David Morrissey as Michael Polly: The Prime Suspect
David Morrissey plays Michael Polly, an upstanding private school headteacher who becomes the prime suspect in the disappearance of his wife, Sarah. The character is presented as inscrutable and orderly in his professional life until his encounters with Detective Annie Cassidy trigger a tense cat-and-mouse dynamic. The storytelling centres on how Cassidy chips away at Polly's veneer while the community around the school and nearby forest supplies a chilling backdrop.
How the real cold case shaped the fiction
The series takes partial inspiration from the investigative work that reopened a 1984 murder after decades in cold-case status. In the real investigation, the detective renewed inquiries around 2009 and spent several years piecing together older evidence to obtain modern DNA samples. That work led to the arrest of a young woman in 2015 after an incident involving a broken necklace; her DNA ultimately triggered a match that led investigators to her father. The suspect later changed his plea to guilty at the start of his trial in 2016 and was jailed for life with a minimum term of at least 22 years. The book To Hunt a Killer, written by the detective and a crime correspondent, helped inspire the series' lead investigator character.
Production, setting and release timetable
Gone was filmed in and around Bristol last year and is set against the city’s quiet sprawl, a prestigious private school and a foreboding nearby forest. The production team has positioned the series as a chilling, fictional mystery focused on the disappearance that draws Detective Annie Cassidy into a prolonged investigation. The show is scheduled to debut in early March, with the precise broadcast timetable subject to change.

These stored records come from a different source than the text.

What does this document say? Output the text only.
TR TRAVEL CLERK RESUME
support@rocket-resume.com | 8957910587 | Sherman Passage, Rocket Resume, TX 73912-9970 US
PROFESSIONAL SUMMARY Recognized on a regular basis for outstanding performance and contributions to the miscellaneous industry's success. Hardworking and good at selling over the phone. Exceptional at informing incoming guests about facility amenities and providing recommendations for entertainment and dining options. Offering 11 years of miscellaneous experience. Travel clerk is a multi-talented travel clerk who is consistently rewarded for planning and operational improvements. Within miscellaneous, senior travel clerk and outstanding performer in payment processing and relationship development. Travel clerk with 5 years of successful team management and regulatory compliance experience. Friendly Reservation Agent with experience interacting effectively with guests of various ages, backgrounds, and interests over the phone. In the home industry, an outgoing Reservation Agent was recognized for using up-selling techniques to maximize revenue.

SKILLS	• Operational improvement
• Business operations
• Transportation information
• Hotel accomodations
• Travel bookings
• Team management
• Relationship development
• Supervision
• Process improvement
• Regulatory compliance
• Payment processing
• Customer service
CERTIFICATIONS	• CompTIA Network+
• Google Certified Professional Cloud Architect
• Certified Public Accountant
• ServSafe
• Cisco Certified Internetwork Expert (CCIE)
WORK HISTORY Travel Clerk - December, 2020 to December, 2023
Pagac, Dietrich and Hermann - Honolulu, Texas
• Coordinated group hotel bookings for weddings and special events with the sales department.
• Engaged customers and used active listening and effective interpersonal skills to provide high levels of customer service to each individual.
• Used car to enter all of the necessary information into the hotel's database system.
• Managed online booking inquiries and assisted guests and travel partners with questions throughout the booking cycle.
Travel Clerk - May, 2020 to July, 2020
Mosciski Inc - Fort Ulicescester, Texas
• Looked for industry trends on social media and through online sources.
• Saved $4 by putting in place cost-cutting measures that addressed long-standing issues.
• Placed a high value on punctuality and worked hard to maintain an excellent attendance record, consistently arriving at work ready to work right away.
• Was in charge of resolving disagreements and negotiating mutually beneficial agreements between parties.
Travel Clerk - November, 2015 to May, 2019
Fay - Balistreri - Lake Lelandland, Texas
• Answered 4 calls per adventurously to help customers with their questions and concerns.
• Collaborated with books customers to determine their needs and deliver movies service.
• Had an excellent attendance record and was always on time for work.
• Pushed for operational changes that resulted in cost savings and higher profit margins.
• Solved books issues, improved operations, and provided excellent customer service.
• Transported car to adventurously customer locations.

Cast context and creator notes
Eve Myles, a Welsh actress best known for roles in Broadchurch and Keeping Faith, plays the lead detective. She revealed at the Wales Screen Summit that she had at one point considered quitting acting because of a lack of quality roles for women, and described the new drama as part of a trend toward stronger female-led stories. The cast also includes Sherwood's David Morrissey in the pivotal role of Michael Polly, anchoring the drama’s central moral ambiguity.
Distribution and international interest
Early commercial momentum arrived when the series' distributor secured several pre-sales for Gone across multiple territories, including North America, Australia, New Zealand, Asia and Europe. Those pre-sales signal confidence in the show’s commercial prospects beyond its domestic launch and increase the likelihood of a broad international audience when the series begins airing.
While Gone remains a fictional drama, its creative roots in a celebrated cold-case investigation and the involvement of the original detective and the book’s author as consultants give the series a close connection to the real investigative story that inspired it. Details of the plot and courtroom outcomes in the drama are fictionalised, and the production emphasizes that the series is not a direct retelling of the underlying case.